Can one find democracy in China? According to a US source in Beijing, the country’s Politburo is more interested in consensus than decrees — on all issues except for Tibet. But, US diplomats allege, most of the country’s top functionaries maintain close ties with various industries. Please read the article at Spiegel Online International here:
Is there any place in dictatorial China where votes are taken and discussions held — rather than orders given and decrees issued? Indeed there is. And it is where one would least expect it: In the heart of Chinese power.
If one is to believe US diplomatic sources in Beijing, “true democracy” prevails in the Politburo of all places, within that little-known group of top apparatchiks consisting of 24 men and one woman.
No one outside China’s ruling cadre knows who at the top of China’s power structure decides what and why. No one knows who thinks what, who is allied with whom and who really has influence. Public debates are rare. But by talking to leading functionaries, experts from the US Embassy in Beijing managed to get a glimpse inside of China’s inner circle.

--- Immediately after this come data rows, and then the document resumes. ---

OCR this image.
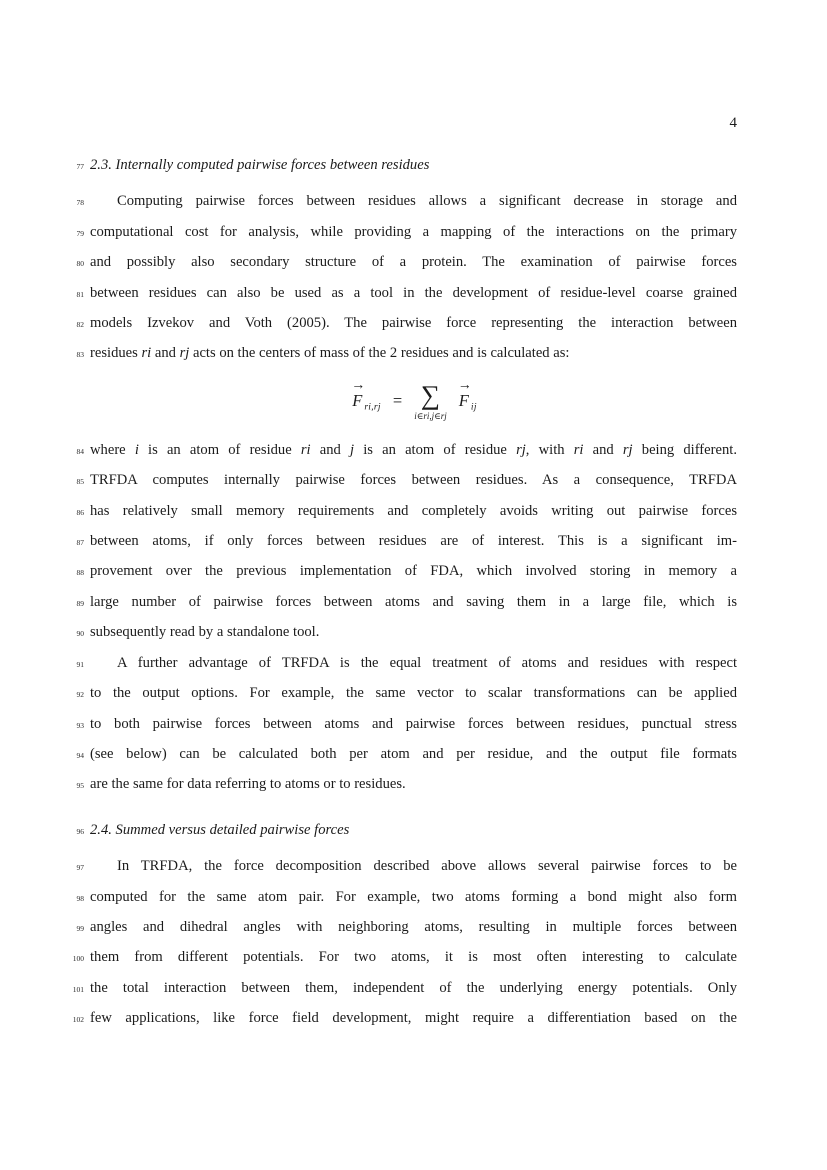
4
77 2.3. Internally computed pairwise forces between residues
78	Computing pairwise forces between residues allows a significant decrease in storage and
79 computational cost for analysis, while providing a mapping of the interactions on the primary
80 and possibly also secondary structure of a protein. The examination of pairwise forces
81 between residues can also be used as a tool in the development of residue-level coarse grained
82 models Izvekov and Voth (2005). The pairwise force representing the interaction between
83 residues ri and rj acts on the centers of mass of the 2 residues and is calculated as:
→
F $_{ri,rj}$ = ∑
i∈ri,j∈rj
→
F $_{ij}$
84 where i is an atom of residue ri and j is an atom of residue rj, with ri and rj being different.
85 TRFDA computes internally pairwise forces between residues. As a consequence, TRFDA
86 has relatively small memory requirements and completely avoids writing out pairwise forces
87 between atoms, if only forces between residues are of interest. This is a significant im-
88 provement over the previous implementation of FDA, which involved storing in memory a
89 large number of pairwise forces between atoms and saving them in a large file, which is
90 subsequently read by a standalone tool.
91	A further advantage of TRFDA is the equal treatment of atoms and residues with respect
92 to the output options. For example, the same vector to scalar transformations can be applied
93 to both pairwise forces between atoms and pairwise forces between residues, punctual stress
94 (see below) can be calculated both per atom and per residue, and the output file formats
95 are the same for data referring to atoms or to residues.
96 2.4. Summed versus detailed pairwise forces
97	In TRFDA, the force decomposition described above allows several pairwise forces to be
98 computed for the same atom pair. For example, two atoms forming a bond might also form
99 angles and dihedral angles with neighboring atoms, resulting in multiple forces between
100 them from different potentials. For two atoms, it is most often interesting to calculate
101 the total interaction between them, independent of the underlying energy potentials. Only
102 few applications, like force field development, might require a differentiation based on the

The newly revealed US embassy dispatches provide surprising details. Hardly any decisions, no matter how sensitive they might be, are decreed by head of state Hu Jintao or head of government Wen Jiabao. Decisions instead tend to be taken collectively by top Communist party functionaries. When vital policy issues, such as relations with Taiwan or North Korea, are up for decision, all 25 Politburo members are involved. Lesser issues are resolved by the nine-member standing committee.